Maggot debridement therapy provides a viable option for effective debridement for any wound that is non healing. It is also a treatment for wounds that are not suitable for sharp debridement, such as with Pyoderma gangrenosum. Similar to autolytic and enzymatic debridement, maggot debridement therapy may be initiated after sharp excisional debridement. This will allow the wound to continue to be prepared for wound closure between office visits. Educating patients and medical staff on the benefits and risks of this therapy will break down the psychological and aesthetic apprehensions that limit its utility. This therapy may be even more useful in the future treating new antibiotic resistant bacterial strains. Furthermore, this therapy may be considered as a debridement option early in the clinician’s wound care algorithm and not just as a final alternative to an impending amputation.
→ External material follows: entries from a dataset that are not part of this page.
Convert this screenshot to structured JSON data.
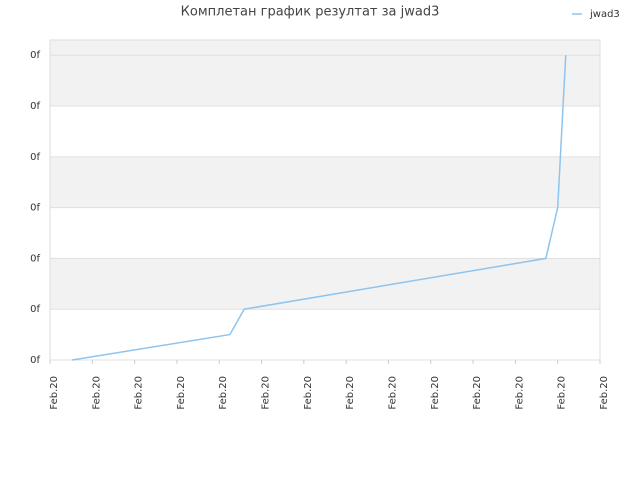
{
  "chart_data": {
    "type": "line",
    "title": "Комплетан график резултат за jwad3",
    "x": [
      0.52,
      4.25,
      4.59,
      11.72,
      12.0,
      12.19
    ],
    "series": [
      {
        "name": "jwad3",
        "color": "#8ec4ee",
        "values": [
          0,
          0.5,
          1,
          2,
          3,
          6
        ]
      }
    ],
    "xlim": [
      0,
      13
    ],
    "xticks": [
      {
        "value": 0,
        "label": "Feb.20"
      },
      {
        "value": 1,
        "label": "Feb.20"
      },
      {
        "value": 2,
        "label": "Feb.20"
      },
      {
        "value": 3,
        "label": "Feb.20"
      },
      {
        "value": 4,
        "label": "Feb.20"
      },
      {
        "value": 5,
        "label": "Feb.20"
      },
      {
        "value": 6,
        "label": "Feb.20"
      },
      {
        "value": 7,
        "label": "Feb.20"
      },
      {
        "value": 8,
        "label": "Feb.20"
      },
      {
        "value": 9,
        "label": "Feb.20"
      },
      {
        "value": 10,
        "label": "Feb.20"
      },
      {
        "value": 11,
        "label": "Feb.20"
      },
      {
        "value": 12,
        "label": "Feb.20"
      },
      {
        "value": 13,
        "label": "Feb.20"
      }
    ],
    "ylim": [
      0,
      6.3
    ],
    "yticks": [
      {
        "value": 0,
        "label": "0f"
      },
      {
        "value": 1,
        "label": "0f"
      },
      {
        "value": 2,
        "label": "0f"
      },
      {
        "value": 3,
        "label": "0f"
      },
      {
        "value": 4,
        "label": "0f"
      },
      {
        "value": 5,
        "label": "0f"
      },
      {
        "value": 6,
        "label": "0f"
      }
    ],
    "grid": true,
    "legend": "top-right"
  }
}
In conclusion, wound debridement is considered standard of care for diabetic foot wounds. There are multiple different modalities that effectively debride wounds, giving the clinician options to choose from depending on the risks and benefits of each modality, the needs of the patient, and the clinic and hospital settings. The clinician should evaluate the patient and the wound progress at each follow-up and determine which wound care dressing would be appropriate to prepare the wound for complete closure. This may mean using multiple debridement modalities concurrently.

Although there is very little doubt that debriding wounds is beneficial in accelerating healing, this understanding has been established through expert opinion, small clinical trials, and retrospective analyses. More research in the effects of wound debridement modalities, specifically large multi-centred, well-designed prospective, randomised, placebo-controlled clinical trials, will increase our understanding of its benefits and how they can be most effectively employed in the future.